SANTO CONTO | O pequeno herói

Leônidas Pellegrini
Leônidas Pellegrini
Professor, escritor e revisor.

Concentrada nas tarefas de casa e ao mesmo tempo distraída com seus pensamentos, Lucilene não notou o fogo que começou na sala depois que uma brisa derrubara a vela para São José que ela havia acendido no oratório. Estava estendendo roupas no quintal quando sentiu o cheiro estranho de queimado e ainda demorou para perceber que era a sua casa que ardia. Arremessou longe toalha e pregadores e correu para o quarto onde a bebê dormia, mas no caminho, passando pela cozinha, tropeçou numa cadeira e caiu batendo a cabeça em um armário. Não chegou a desmaiar, mas levantou zonza, bambeando, trançando as pernas, e, quando viu, estava na rua, onde caiu sentada.
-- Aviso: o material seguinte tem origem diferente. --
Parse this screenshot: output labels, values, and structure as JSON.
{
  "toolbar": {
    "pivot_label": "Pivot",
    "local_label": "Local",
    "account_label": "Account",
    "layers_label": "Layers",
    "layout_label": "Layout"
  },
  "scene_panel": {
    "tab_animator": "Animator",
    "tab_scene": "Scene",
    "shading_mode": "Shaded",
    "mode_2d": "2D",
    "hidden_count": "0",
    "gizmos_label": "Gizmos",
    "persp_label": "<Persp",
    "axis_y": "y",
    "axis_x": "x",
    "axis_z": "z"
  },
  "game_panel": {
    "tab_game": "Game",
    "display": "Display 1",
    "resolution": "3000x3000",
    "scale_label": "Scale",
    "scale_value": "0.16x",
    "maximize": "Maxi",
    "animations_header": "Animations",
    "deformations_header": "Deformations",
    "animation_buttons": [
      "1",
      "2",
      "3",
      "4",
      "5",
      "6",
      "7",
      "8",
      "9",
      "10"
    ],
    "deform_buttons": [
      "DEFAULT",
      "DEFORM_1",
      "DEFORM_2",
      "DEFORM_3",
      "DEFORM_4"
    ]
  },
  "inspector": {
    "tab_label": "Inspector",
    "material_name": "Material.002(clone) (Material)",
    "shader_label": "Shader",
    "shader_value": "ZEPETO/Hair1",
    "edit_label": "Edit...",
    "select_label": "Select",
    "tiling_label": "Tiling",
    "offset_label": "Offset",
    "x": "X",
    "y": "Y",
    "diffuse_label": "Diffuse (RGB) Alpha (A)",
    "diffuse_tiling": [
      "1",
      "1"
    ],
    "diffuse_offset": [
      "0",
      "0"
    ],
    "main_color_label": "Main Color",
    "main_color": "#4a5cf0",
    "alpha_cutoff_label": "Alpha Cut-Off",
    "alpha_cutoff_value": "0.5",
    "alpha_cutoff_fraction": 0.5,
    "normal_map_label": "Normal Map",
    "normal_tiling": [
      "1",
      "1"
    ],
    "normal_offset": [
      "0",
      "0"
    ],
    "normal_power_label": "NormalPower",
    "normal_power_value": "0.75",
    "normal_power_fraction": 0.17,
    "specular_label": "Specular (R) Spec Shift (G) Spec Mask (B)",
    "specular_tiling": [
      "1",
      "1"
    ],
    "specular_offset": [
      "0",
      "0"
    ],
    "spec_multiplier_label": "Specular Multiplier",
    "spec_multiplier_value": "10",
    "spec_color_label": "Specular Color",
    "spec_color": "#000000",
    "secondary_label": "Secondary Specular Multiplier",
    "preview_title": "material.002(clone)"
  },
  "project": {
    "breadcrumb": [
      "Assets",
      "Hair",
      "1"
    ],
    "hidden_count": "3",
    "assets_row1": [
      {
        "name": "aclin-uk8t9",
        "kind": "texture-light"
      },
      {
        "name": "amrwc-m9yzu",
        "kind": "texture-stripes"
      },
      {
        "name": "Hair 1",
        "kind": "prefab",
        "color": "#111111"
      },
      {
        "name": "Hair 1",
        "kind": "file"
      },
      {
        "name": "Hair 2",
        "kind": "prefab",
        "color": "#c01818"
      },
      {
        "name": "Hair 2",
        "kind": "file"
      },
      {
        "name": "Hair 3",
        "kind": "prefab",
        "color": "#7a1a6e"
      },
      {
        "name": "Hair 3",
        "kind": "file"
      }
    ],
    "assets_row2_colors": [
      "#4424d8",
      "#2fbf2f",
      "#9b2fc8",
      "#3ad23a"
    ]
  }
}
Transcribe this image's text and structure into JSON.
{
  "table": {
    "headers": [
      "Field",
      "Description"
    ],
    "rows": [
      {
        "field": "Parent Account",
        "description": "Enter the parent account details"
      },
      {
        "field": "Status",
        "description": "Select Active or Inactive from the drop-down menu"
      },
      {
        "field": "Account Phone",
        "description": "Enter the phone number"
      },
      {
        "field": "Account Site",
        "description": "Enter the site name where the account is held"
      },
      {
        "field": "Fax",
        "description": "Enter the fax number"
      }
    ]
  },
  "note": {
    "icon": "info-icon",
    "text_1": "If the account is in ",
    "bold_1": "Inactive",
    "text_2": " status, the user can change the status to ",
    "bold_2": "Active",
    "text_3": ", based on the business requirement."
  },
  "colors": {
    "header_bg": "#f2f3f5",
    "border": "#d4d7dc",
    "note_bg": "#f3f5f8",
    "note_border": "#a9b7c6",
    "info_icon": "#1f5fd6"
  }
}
Tentava pedir por socorro com o mundo turvo e girando à sua volta, até que foi acudida por Dona Zélia, vizinha ali de frente, que atravessara a rua exasperada. Balbuciou o nome da nenê e a vizinha arregalou os olhos e levou uma das mãos à boca enquanto olhava para a casa que queimava com força:

– Meu Deus!

A interjeição de Dona Zélia despertou Lucilene do transe como que por mágica, e a mulher levantou de um salto, tentou correr de volta à casa, mas não havia por onde entrar. Suas pernas bambearam, ela tombou de joelhos na calçada bem em frente à casa e começou a gritar por socorro, repetindo sem parar o nome da filha, aos berros e prantos.

Já haviam chamado os bombeiros, e em volta já se amontoavam vizinhos e curiosos. Alguns homens olhavam a casa em chamas e esboçavam mentalmente uma rota de entrada e saída rápidas, ensaiavam um salvamento heroico, mas não havia mais por onde entrar. Um grupo de mulheres cercou a pobre mãe aos prantos, tentando consolá-la, e algumas senhoras, lideradas por Dona Zélia, sacaram do bolso seus Rosários e já foram desfiando as contas, pedindo à Providência pela vida da bebê sob a intercessão dos Anjos e da Virgem.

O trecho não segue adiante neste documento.